What if your device can’t be repaired? Don’t worry–we can help you with that too. Check out our “Recycle” page at http://wp.istc.illinois.edu/ilgadgetgarage/recycle/. That page includes a link to the Champaign County Electronics Recycling guide, which lists local electronics recyclers, and provides links to the Illinois EPA Service Locator page and other relevant information on the electronics landfill ban in Illinois.
The warm fronts have made some of our staffers go
into a frenzy of Spring cleaning! We’ve been organizing our inventory, recycling obsolete technology, and finding a lot of old CDs and jewel cases. Instead of throwing them away, we have bins at our location to recycle them.
Update your music collections at home, get rid of that soundtrack from “The Jimmy Neutron Movie” you’ve listened to once, and take your CDs and cases to the Illini Gadget Garage for easy recycling.
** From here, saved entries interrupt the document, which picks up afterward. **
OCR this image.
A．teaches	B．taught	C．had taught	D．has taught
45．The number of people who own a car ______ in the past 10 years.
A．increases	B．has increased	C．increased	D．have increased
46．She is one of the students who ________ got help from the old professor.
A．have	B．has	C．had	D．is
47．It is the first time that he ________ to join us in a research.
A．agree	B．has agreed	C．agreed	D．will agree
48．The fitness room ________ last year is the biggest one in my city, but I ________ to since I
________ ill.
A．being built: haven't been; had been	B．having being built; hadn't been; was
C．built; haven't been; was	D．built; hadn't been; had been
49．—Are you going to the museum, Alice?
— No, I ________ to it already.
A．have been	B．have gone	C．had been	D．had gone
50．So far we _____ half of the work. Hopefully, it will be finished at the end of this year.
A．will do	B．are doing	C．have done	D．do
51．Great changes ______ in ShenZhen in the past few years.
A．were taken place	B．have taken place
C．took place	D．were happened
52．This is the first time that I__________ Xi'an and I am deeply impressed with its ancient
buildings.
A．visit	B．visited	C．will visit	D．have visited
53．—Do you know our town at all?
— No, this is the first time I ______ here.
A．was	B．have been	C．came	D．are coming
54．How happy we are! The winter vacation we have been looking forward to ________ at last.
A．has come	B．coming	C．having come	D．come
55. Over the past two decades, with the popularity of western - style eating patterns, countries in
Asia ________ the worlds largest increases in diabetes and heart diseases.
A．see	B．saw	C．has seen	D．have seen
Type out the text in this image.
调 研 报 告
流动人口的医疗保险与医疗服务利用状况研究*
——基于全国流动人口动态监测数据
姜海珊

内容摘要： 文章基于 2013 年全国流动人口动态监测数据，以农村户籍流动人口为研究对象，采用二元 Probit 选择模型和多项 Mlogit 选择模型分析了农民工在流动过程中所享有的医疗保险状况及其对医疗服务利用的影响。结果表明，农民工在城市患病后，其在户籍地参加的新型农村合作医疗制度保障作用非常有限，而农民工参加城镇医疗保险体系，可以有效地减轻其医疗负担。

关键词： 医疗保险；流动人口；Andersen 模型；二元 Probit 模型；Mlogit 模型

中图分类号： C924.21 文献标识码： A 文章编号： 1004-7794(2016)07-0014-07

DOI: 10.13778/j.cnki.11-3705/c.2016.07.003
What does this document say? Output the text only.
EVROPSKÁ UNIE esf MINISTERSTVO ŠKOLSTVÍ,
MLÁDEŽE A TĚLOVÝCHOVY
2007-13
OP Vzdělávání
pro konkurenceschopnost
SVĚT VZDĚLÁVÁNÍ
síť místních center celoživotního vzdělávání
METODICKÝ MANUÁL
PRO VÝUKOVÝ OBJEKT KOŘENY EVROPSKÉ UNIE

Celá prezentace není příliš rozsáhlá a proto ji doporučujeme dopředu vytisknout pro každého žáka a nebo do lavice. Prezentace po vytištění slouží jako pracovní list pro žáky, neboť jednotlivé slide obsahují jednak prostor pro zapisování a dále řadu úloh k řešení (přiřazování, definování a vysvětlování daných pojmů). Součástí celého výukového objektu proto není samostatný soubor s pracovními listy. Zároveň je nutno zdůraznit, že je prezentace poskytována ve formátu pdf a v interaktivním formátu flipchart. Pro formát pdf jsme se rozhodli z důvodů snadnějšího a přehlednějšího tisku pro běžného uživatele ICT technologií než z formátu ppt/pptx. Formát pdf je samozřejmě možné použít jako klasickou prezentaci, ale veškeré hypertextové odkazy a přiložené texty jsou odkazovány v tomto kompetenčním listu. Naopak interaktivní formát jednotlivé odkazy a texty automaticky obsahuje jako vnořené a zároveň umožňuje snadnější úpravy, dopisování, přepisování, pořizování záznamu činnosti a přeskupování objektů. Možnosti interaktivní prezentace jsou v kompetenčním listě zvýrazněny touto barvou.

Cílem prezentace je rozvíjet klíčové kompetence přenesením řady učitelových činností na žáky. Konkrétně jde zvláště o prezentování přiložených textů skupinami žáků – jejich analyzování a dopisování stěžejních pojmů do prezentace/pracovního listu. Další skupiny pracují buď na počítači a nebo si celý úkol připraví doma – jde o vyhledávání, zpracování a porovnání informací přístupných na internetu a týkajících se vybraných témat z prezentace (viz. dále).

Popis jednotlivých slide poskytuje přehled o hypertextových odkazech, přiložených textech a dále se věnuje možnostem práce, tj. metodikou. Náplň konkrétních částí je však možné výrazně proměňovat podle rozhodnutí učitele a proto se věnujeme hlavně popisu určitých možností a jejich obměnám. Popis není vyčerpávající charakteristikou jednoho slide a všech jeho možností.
You’re watching T.V. and you go to change the channel, but the remote doesn’t work. I guess it’s time to throw out those old batteries, right? Actually, you do have another option that you should know about. Come to the Illini Gadget Garage and recycle your old single use batteries. We are the only spot on campus that recycles single use batteries and we are happy to take on any that you no longer use. Remember, if reuse is no longer an option, then recycling is the next best thing. Single use batteries contain many materials that can be recycled in a cost effective manner such as zinc, manganese, and steel. For more information about battery recycling etiquette please refer to the following link, http://www.rawmaterials.com/page/education/prepare-batteries. Remember, certain batteries can pose fire risks. Don’t forget to tape all terminals when recycling batteries that are damaged, lithium, lead acid, electronic (with cracked casing or exposed terminals), or over 9 volts. If you have any questions make sure to ask the Gadget Garage staff. We are here to help!